Presentato il VI e il VII Rapporto “Mafie nel Lazio”. La ‘ndrangheta è in ascesa in tutta la regione, con affari leciti e illeciti

Roma – “Una molteplicità di forme criminali che ormai caratterizza il contesto criminale laziale rendendolo unico rispetto ad altre regioni considerate non a tradizionale presenza mafiosa.
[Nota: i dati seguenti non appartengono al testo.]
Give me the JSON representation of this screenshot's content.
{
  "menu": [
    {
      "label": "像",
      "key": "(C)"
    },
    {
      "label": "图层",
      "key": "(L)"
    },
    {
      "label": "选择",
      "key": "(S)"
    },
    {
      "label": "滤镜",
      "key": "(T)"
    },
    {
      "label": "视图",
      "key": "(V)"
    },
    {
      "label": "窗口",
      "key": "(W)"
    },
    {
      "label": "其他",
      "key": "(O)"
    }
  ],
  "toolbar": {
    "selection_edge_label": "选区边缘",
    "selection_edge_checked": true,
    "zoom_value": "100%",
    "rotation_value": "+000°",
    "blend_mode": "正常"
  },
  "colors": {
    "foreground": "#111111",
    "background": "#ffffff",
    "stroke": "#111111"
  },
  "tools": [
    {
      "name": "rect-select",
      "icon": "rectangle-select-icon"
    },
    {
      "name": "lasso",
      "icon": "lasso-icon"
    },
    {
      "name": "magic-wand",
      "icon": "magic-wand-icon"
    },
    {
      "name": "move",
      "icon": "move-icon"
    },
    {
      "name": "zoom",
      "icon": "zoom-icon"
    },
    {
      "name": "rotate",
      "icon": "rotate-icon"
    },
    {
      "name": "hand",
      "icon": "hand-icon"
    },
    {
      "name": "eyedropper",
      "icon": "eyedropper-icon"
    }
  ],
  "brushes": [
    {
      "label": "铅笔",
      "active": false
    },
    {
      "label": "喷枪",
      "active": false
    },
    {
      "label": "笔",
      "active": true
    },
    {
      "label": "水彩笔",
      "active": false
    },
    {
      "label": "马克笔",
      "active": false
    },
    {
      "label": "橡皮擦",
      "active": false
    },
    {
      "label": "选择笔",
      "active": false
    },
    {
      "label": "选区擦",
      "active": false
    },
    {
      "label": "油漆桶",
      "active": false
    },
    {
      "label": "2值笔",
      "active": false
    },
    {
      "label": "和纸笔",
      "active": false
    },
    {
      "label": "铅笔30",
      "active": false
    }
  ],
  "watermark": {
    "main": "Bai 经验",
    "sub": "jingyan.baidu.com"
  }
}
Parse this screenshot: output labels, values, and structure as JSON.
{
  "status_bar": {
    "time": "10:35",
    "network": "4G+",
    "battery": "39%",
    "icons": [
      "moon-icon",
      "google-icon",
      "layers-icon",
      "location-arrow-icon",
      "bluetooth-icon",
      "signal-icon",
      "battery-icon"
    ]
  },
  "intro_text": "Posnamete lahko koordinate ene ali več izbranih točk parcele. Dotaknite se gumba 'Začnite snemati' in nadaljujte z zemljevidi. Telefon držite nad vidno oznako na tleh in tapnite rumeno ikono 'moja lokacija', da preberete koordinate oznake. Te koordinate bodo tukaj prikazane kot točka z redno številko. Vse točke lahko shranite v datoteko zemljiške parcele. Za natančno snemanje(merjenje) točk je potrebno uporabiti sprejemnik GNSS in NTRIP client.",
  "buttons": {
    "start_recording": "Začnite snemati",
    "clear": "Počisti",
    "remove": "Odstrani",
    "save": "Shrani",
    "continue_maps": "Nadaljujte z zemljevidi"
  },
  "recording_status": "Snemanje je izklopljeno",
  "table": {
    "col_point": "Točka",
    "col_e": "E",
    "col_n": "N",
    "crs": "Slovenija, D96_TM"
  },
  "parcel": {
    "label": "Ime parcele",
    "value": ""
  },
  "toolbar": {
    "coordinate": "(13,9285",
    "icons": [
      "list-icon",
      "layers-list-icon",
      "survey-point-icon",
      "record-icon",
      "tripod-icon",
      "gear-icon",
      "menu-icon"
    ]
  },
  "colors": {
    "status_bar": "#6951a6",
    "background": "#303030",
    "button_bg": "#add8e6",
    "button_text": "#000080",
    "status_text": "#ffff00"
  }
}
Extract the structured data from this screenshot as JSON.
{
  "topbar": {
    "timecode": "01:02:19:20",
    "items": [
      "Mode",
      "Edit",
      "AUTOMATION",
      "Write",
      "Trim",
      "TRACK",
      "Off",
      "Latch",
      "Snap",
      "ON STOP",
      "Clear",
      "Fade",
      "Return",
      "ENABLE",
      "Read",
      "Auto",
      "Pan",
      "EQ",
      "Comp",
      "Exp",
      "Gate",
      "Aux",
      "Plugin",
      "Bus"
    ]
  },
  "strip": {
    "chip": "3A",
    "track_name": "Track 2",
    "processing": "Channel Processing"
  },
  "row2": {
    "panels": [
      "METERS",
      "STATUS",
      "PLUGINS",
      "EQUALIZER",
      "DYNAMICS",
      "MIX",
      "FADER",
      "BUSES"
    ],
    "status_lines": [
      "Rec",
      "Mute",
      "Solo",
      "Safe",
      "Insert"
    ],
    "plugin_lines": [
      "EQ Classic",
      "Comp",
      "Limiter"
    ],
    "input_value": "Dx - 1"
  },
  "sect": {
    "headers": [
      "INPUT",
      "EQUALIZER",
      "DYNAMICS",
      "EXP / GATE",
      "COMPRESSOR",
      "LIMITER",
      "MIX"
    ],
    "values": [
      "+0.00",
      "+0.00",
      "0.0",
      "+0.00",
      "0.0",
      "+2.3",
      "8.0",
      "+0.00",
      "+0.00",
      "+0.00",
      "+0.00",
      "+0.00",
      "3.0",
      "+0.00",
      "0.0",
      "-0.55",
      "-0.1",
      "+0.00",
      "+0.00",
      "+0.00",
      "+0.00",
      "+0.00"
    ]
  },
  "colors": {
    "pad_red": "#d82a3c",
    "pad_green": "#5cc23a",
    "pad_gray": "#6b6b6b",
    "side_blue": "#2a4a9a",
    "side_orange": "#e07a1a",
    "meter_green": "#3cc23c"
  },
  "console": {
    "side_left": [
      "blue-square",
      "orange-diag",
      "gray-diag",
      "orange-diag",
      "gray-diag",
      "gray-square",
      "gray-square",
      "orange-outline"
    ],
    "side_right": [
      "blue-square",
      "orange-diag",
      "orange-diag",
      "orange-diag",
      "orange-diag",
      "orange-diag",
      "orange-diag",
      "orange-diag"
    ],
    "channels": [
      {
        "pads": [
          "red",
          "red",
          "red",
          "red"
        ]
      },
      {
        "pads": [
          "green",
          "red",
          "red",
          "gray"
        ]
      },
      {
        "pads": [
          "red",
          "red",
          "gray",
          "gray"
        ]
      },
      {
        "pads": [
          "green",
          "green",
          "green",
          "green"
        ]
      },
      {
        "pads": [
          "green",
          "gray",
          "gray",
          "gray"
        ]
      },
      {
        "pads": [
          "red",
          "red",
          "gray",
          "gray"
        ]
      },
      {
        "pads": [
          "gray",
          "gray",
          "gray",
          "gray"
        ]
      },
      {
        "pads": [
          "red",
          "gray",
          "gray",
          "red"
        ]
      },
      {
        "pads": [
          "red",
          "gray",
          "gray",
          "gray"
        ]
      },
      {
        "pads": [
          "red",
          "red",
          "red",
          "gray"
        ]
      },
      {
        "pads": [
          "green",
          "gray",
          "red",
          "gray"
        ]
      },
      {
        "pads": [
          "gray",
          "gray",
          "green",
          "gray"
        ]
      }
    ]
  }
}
È una espansione del modello culturale-criminale delle mafie, un modello mafioso produce un inquietante effetto emulativo anche sulle altre organizzazioni criminali”.

A parlare è Gianpiero Cioffredi, presidente dell’Osservatorio per la Sicurezza e la Legalità della Regione Lazio, che ha presentato questa mattina, insieme Governatore Zingaretti, presso la Camera di Commercio di Roma, il VI e il VII Rapporto “Mafie nel Lazio”. Un lungo incontro per fare il punto sul fenomeno nel territorio laziale presenti Lorenzo Tagliavanti, Presidente della Camera di Commercio di Roma, Ilaria Calò, Procuratrice Aggiunta della Direzione Distrettuale Antimafia-Roma, Colonnello Roberto Prosperi, Comandante del Gruppo Analisi e Relazioni Operative del Servizio Centrale Investigazione Criminalità Organizzata della GdF, Colonnello Gianluca Valerio, Vice Comandante del ROS, Prefetto Francesco Messina, Direttore Centrale Anticrimine della Polizia di Stato.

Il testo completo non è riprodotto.